What happens if you place a limit order above market price? ›

A trader who wanted to sell the stock if it reached $164 could place a sell limit order with a limit price of $164 (red line). If the stock rose to that level or higher, the limit order would trigger and the order would be executed at $164 or more. If the stock failed to rise to $164 or more, no execution would occur.

What is the key advantage of a limit order? ›

A buy limit order ensures the buyer does not get a worse price than they expect. Buy limit orders provide investors and traders with a means of precisely entering a position. For example, a buy limit order could be placed at $2.40 when a stock is trading at $2.45.

Why not use market order? ›

Market orders: need for speed

The tradeoff is that the buyer has no control over the fill price, which could fluctuate between the time they place an order and the moment at which it is executed. This is especially true during the increased volatility of the first few minutes of trading each market day.

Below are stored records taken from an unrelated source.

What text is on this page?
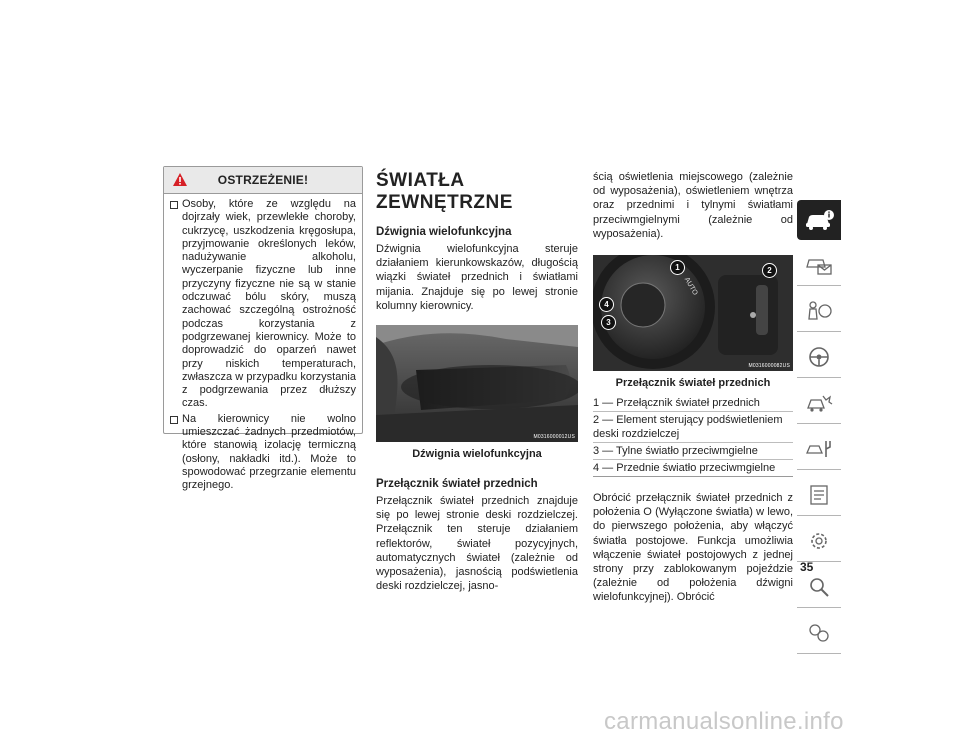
OSTRZEŻENIE!
Osoby, które ze względu na dojrzały wiek, przewlekłe choroby, cukrzycę, uszkodzenia kręgosłupa, przyjmowanie określonych leków, nadużywanie alkoholu, wyczerpanie fizyczne lub inne przyczyny fizyczne nie są w stanie odczuwać bólu skóry, muszą zachować szczególną ostrożność podczas korzystania z podgrzewanej kierownicy. Może to doprowadzić do oparzeń nawet przy niskich temperaturach, zwłaszcza w przypadku korzystania z podgrzewania przez dłuższy czas.
Na kierownicy nie wolno umieszczać żadnych przedmiotów, które stanowią izolację termiczną (osłony, nakładki itd.). Może to spowodować przegrzanie elementu grzejnego.
ŚWIATŁA ZEWNĘTRZNE
Dźwignia wielofunkcyjna

Dźwignia wielofunkcyjna steruje działaniem kierunkowskazów, długością wiązki świateł przednich i światłami mijania. Znajduje się po lewej stronie kolumny kierownicy.

M0316000012US
Dźwignia wielofunkcyjna
Przełącznik świateł przednich

Przełącznik świateł przednich znajduje się po lewej stronie deski rozdzielczej. Przełącznik ten steruje działaniem reflektorów, świateł pozycyjnych, automatycznych świateł (zależnie od wyposażenia), jasnością podświetlenia deski rozdzielczej, jasno-

ścią oświetlenia miejscowego (zależnie od wyposażenia), oświetleniem wnętrza oraz przednimi i tylnymi światłami przeciwmgielnymi (zależnie od wyposażenia).

1	2
3
4
AUTO
M0316000082US
Przełącznik świateł przednich
1 — Przełącznik świateł przednich
2 — Element sterujący podświetleniem deski rozdzielczej
3 — Tylne światło przeciwmgielne
4 — Przednie światło przeciwmgielne

Obrócić przełącznik świateł przednich z położenia O (Wyłączone światła) w lewo, do pierwszego położenia, aby włączyć światła postojowe. Funkcja umożliwia włączenie świateł postojowych z jednej strony przy zablokowanym pojeździe (zależnie od położenia dźwigni wielofunkcyjnej). Obrócić

35
carmanualsonline.info
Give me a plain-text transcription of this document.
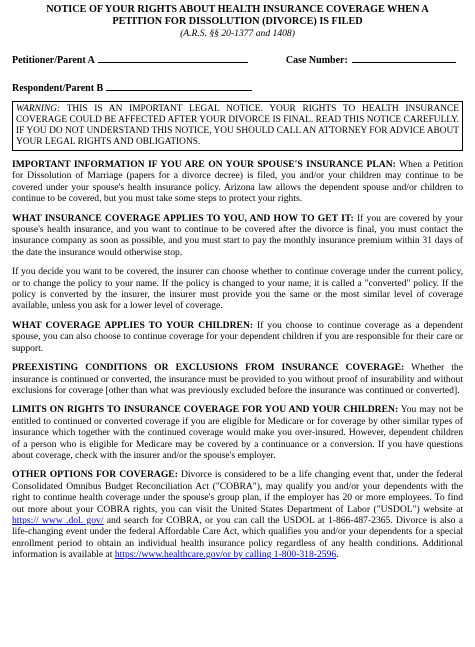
NOTICE OF YOUR RIGHTS ABOUT HEALTH INSURANCE COVERAGE WHEN A
PETITION FOR DISSOLUTION (DIVORCE) IS FILED
(A.R.S. §§ 20-1377 and 1408)
Petitioner/Parent A	Case Number:
Respondent/Parent B
WARNING: THIS IS AN IMPORTANT LEGAL NOTICE. YOUR RIGHTS TO HEALTH INSURANCE COVERAGE COULD BE AFFECTED AFTER YOUR DIVORCE IS FINAL. READ THIS NOTICE CAREFULLY. IF YOU DO NOT UNDERSTAND THIS NOTICE, YOU SHOULD CALL AN ATTORNEY FOR ADVICE ABOUT YOUR LEGAL RIGHTS AND OBLIGATIONS.
IMPORTANT INFORMATION IF YOU ARE ON YOUR SPOUSE'S INSURANCE PLAN: When a Petition for Dissolution of Marriage (papers for a divorce decree) is filed, you and/or your children may continue to be covered under your spouse's health insurance policy. Arizona law allows the dependent spouse and/or children to continue to be covered, but you must take some steps to protect your rights.
WHAT INSURANCE COVERAGE APPLIES TO YOU, AND HOW TO GET IT: If you are covered by your spouse's health insurance, and you want to continue to be covered after the divorce is final, you must contact the insurance company as soon as possible, and you must start to pay the monthly insurance premium within 31 days of the date the insurance would otherwise stop.
If you decide you want to be covered, the insurer can choose whether to continue coverage under the current policy, or to change the policy to your name. If the policy is changed to your name, it is called a "converted" policy. If the policy is converted by the insurer, the insurer must provide you the same or the most similar level of coverage available, unless you ask for a lower level of coverage.
WHAT COVERAGE APPLIES TO YOUR CHILDREN: If you choose to continue coverage as a dependent spouse, you can also choose to continue coverage for your dependent children if you are responsible for their care or support.
PREEXISTING CONDITIONS OR EXCLUSIONS FROM INSURANCE COVERAGE: Whether the insurance is continued or converted, the insurance must be provided to you without proof of insurability and without exclusions for coverage [other than what was previously excluded before the insurance was continued or converted].
LIMITS ON RIGHTS TO INSURANCE COVERAGE FOR YOU AND YOUR CHILDREN: You may not be entitled to continued or converted coverage if you are eligible for Medicare or for coverage by other similar types of insurance which together with the continued coverage would make you over-insured. However, dependent children of a person who is eligible for Medicare may be covered by a continuance or a conversion. If you have questions about coverage, check with the insurer and/or the spouse's employer.
OTHER OPTIONS FOR COVERAGE: Divorce is considered to be a life changing event that, under the federal Consolidated Omnibus Budget Reconciliation Act ("COBRA"), may qualify you and/or your dependents with the right to continue health coverage under the spouse's group plan, if the employer has 20 or more employees. To find out more about your COBRA rights, you can visit the United States Department of Labor ("USDOL") website at https:// www .dol. gov/ and search for COBRA, or you can call the USDOL at 1-866-487-2365. Divorce is also a life-changing event under the federal Affordable Care Act, which qualifies you and/or your dependents for a special enrollment period to obtain an individual health insurance policy regardless of any health conditions. Additional information is available at https://www.healthcare.gov/or by calling 1-800-318-2596.
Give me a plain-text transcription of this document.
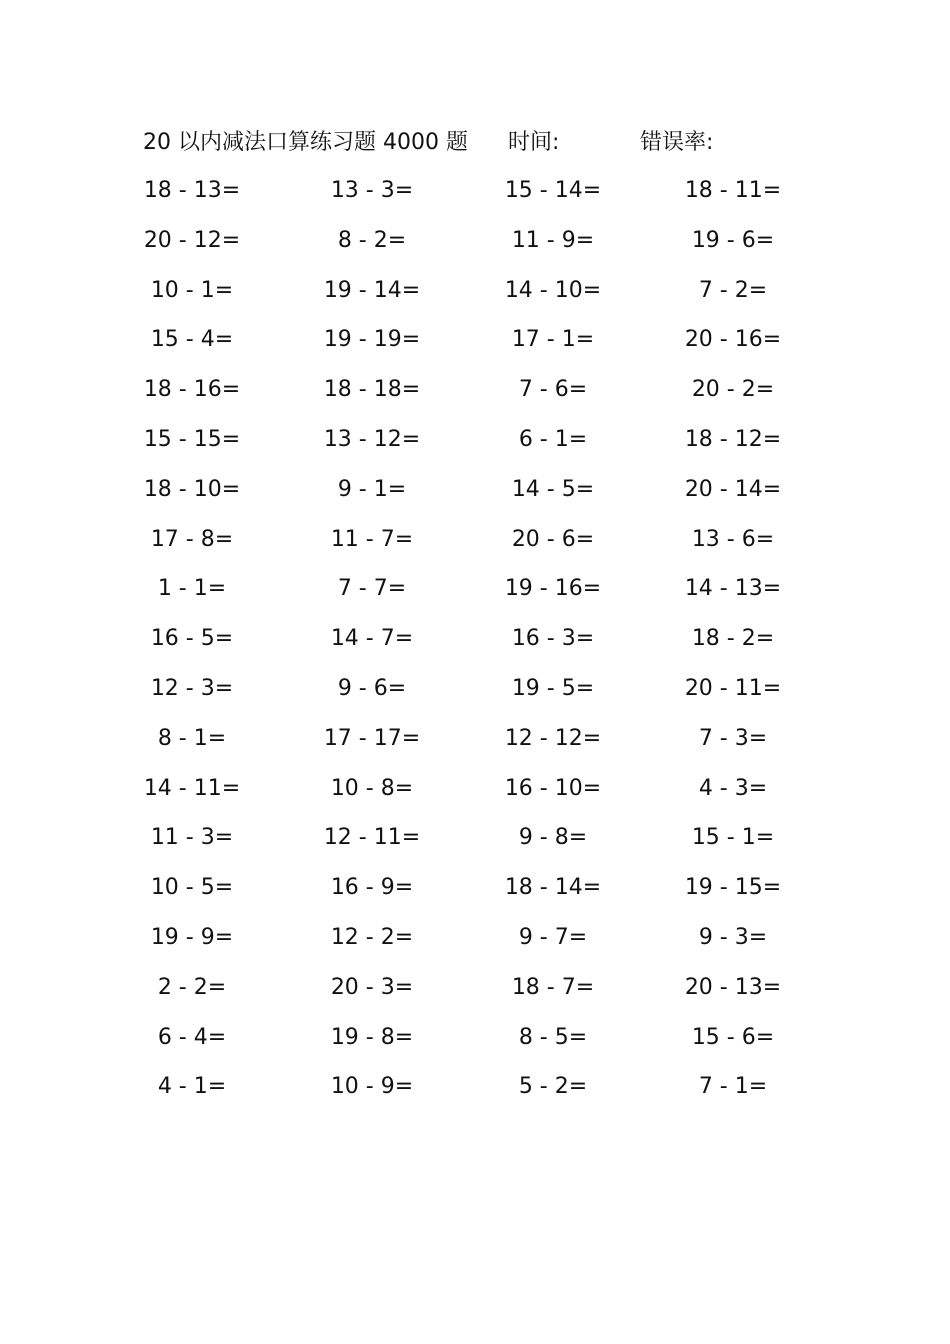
20 以内减法口算练习题 4000 题 时间:	错误率:
18 - 13=	13 - 3=	15 - 14=	18 - 11=
20 - 12=	8 - 2=	11 - 9=	19 - 6=
10 - 1=	19 - 14=	14 - 10=	7 - 2=
15 - 4=	19 - 19=	17 - 1=	20 - 16=
18 - 16=	18 - 18=	7 - 6=	20 - 2=
15 - 15=	13 - 12=	6 - 1=	18 - 12=
18 - 10=	9 - 1=	14 - 5=	20 - 14=
17 - 8=	11 - 7=	20 - 6=	13 - 6=
1 - 1=	7 - 7=	19 - 16=	14 - 13=
16 - 5=	14 - 7=	16 - 3=	18 - 2=
12 - 3=	9 - 6=	19 - 5=	20 - 11=
8 - 1=	17 - 17=	12 - 12=	7 - 3=
14 - 11=	10 - 8=	16 - 10=	4 - 3=
11 - 3=	12 - 11=	9 - 8=	15 - 1=
10 - 5=	16 - 9=	18 - 14=	19 - 15=
19 - 9=	12 - 2=	9 - 7=	9 - 3=
2 - 2=	20 - 3=	18 - 7=	20 - 13=
6 - 4=	19 - 8=	8 - 5=	15 - 6=
4 - 1=	10 - 9=	5 - 2=	7 - 1=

Should I buy ETF market or limit? ›

Risk tolerance: Market orders carry a higher risk of price fluctuations, while limit orders provide greater control over the execution price. Risk-averse investors may opt for limit orders to minimize potential adverse price movements.

Which is typically considered the riskiest type of investment? ›

Equities are generally considered the riskiest class of assets. Dividends aside, they offer no guarantees, and investors' money is subject to the successes and failures of private businesses in a fiercely competitive marketplace. Equity investing involves buying stock in a private company or group of companies.

Why do people use limit orders? ›

Investors generally use limit orders when they have a target entry or exit price and are willing to wait for the market to move in their favor. Let's say, for example, that a stock is currently trading at $55, but an investor believes it'd be a good value at $50 or less.

What is the difference between a market order and a stop-limit order? ›

A stop-loss order triggers a market order when a designated price is hit, whereas a stop-limit order triggers a limit order when a designated price is hit. Stop-loss orders guarantee execution if the position hits a certain price, whereas stop-limit orders can only be executed at the specified price or better.